- The idea of carbon credits is supposed to reduce global carbon emissions.Mike Kemp Images/Photodisc/Getty Images
When carbon credits were first introduced, many people saw them as a win-win situation. Under the carbon credit system, personal accountability was taken out of the carbon footprint equation. Instead of businesses working to reduce their own carbon emissions, they could pay another business to reduce their emissions. But the world is learning that the carbon credit schemes may not be such a positive idea, leading only to complex and dubious credit-trading schemes that have little positive impact on reducing global carbon emissions. - The ability to trade carbon credits isn't conducive to coming up with long-term solutions to reducing carbon emissions. Any actions taken now to reduce emissions may take a long time to have a noticeable effect. Current solutions will impact emissions 10, 20 or 50 years into the future. This means that if a business trades money to gain more carbon credits, that business will be able to maintain or even increase its level of carbon emissions, while the anticipated reduction that is supposed to offset its emissions may be years in coming.
Under this scheme, far from reducing carbon emissions, the system of carbon credits can lead to an overall increase in carbon emissions, speeding rather than slowing global warming and depleting fossil fuel reserves further. - The market for trading carbon credits is also a volatile one.

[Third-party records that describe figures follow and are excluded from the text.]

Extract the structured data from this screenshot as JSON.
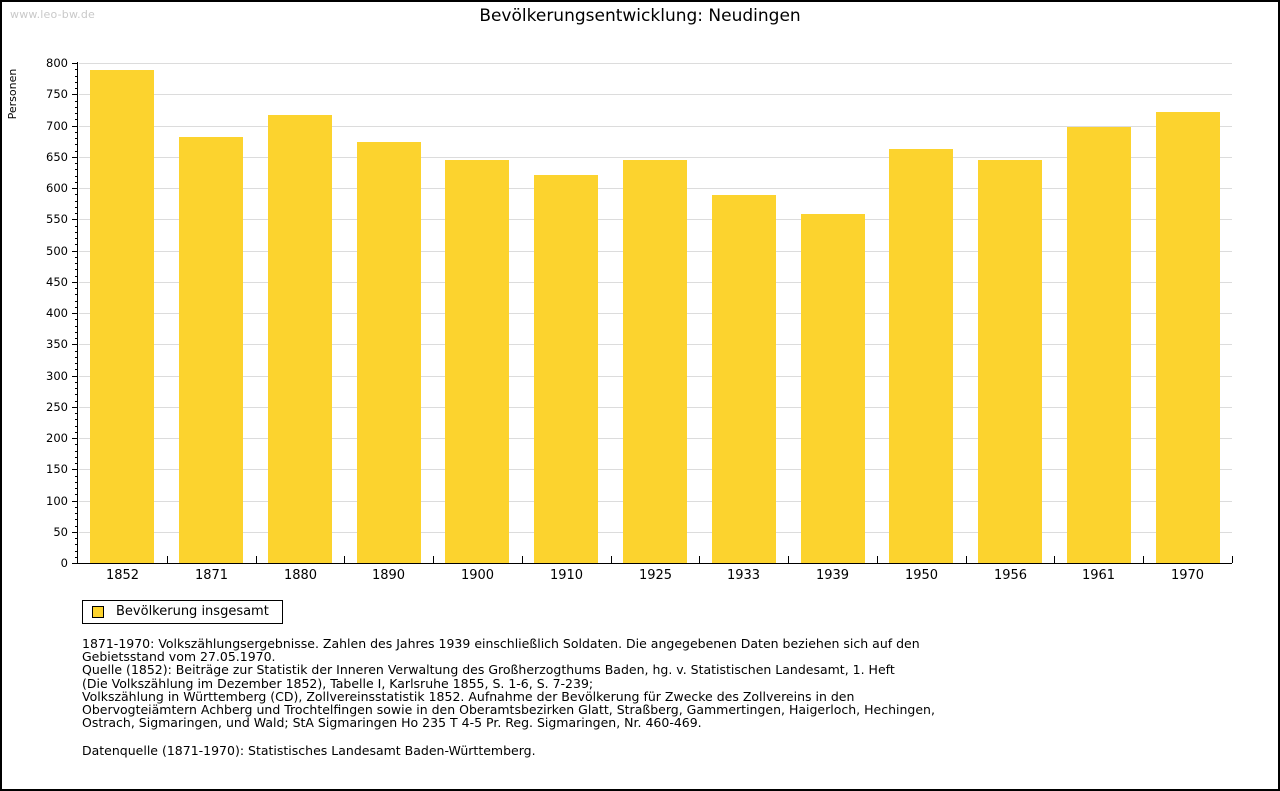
{
  "watermark": "www.leo-bw.de",
  "title": "Bevölkerungsentwicklung: Neudingen",
  "legend": {
    "label": "Bevölkerung insgesamt"
  },
  "colors": {
    "bar": "#fcd32e",
    "grid": "#dcdcdc",
    "axis": "#000000",
    "watermark": "#c9c9c9"
  },
  "chart_data": {
    "type": "bar",
    "title": "Bevölkerungsentwicklung: Neudingen",
    "xlabel": "",
    "ylabel": "Personen",
    "categories": [
      "1852",
      "1871",
      "1880",
      "1890",
      "1900",
      "1910",
      "1925",
      "1933",
      "1939",
      "1950",
      "1956",
      "1961",
      "1970"
    ],
    "values": [
      788,
      682,
      716,
      674,
      644,
      620,
      644,
      589,
      558,
      662,
      645,
      697,
      722
    ],
    "series_name": "Bevölkerung insgesamt",
    "ylim": [
      0,
      800
    ],
    "y_major_step": 50,
    "y_minor_step": 10,
    "grid": true,
    "legend_position": "bottom-left"
  },
  "footnotes": [
    "1871-1970: Volkszählungsergebnisse. Zahlen des Jahres 1939 einschließlich Soldaten. Die angegebenen Daten beziehen sich auf den",
    "Gebietsstand vom 27.05.1970.",
    "Quelle (1852): Beiträge zur Statistik der Inneren Verwaltung des Großherzogthums Baden, hg. v. Statistischen Landesamt, 1. Heft",
    "(Die Volkszählung im Dezember 1852), Tabelle I, Karlsruhe 1855, S. 1-6, S. 7-239;",
    "Volkszählung in Württemberg (CD), Zollvereinsstatistik 1852. Aufnahme der Bevölkerung für Zwecke des Zollvereins in den",
    "Obervogteiämtern Achberg und Trochtelfingen sowie in den Oberamtsbezirken Glatt, Straßberg, Gammertingen, Haigerloch, Hechingen,",
    "Ostrach, Sigmaringen, und Wald; StA Sigmaringen Ho 235 T 4-5 Pr. Reg. Sigmaringen, Nr. 460-469."
  ],
  "datasource": "Datenquelle (1871-1970): Statistisches Landesamt Baden-Württemberg."
}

The European Union's carbon-trading scheme issued so many permits between 2005 and 2007 that the market was flooded, with the result that carbon prices bottomed out. This removed the incentive for companies to trade their credits.
- The fast-growing carbon-trading market has been mostly unregulated in its history, as of 2010. Some offset firms in the United States and elsewhere have been caught selling carbon credits for normal operations that do not actually take any additional C02 out of the atmosphere, such as pumping C02 into oil wells to force out the remaining crude oil.
Standards must be developed to regulate the market and verify that offsetting projects go beyond normal operations and have a real environmental value. Regulations must also be set to define terms such as "carbon-neutral" and determine who can use offsets.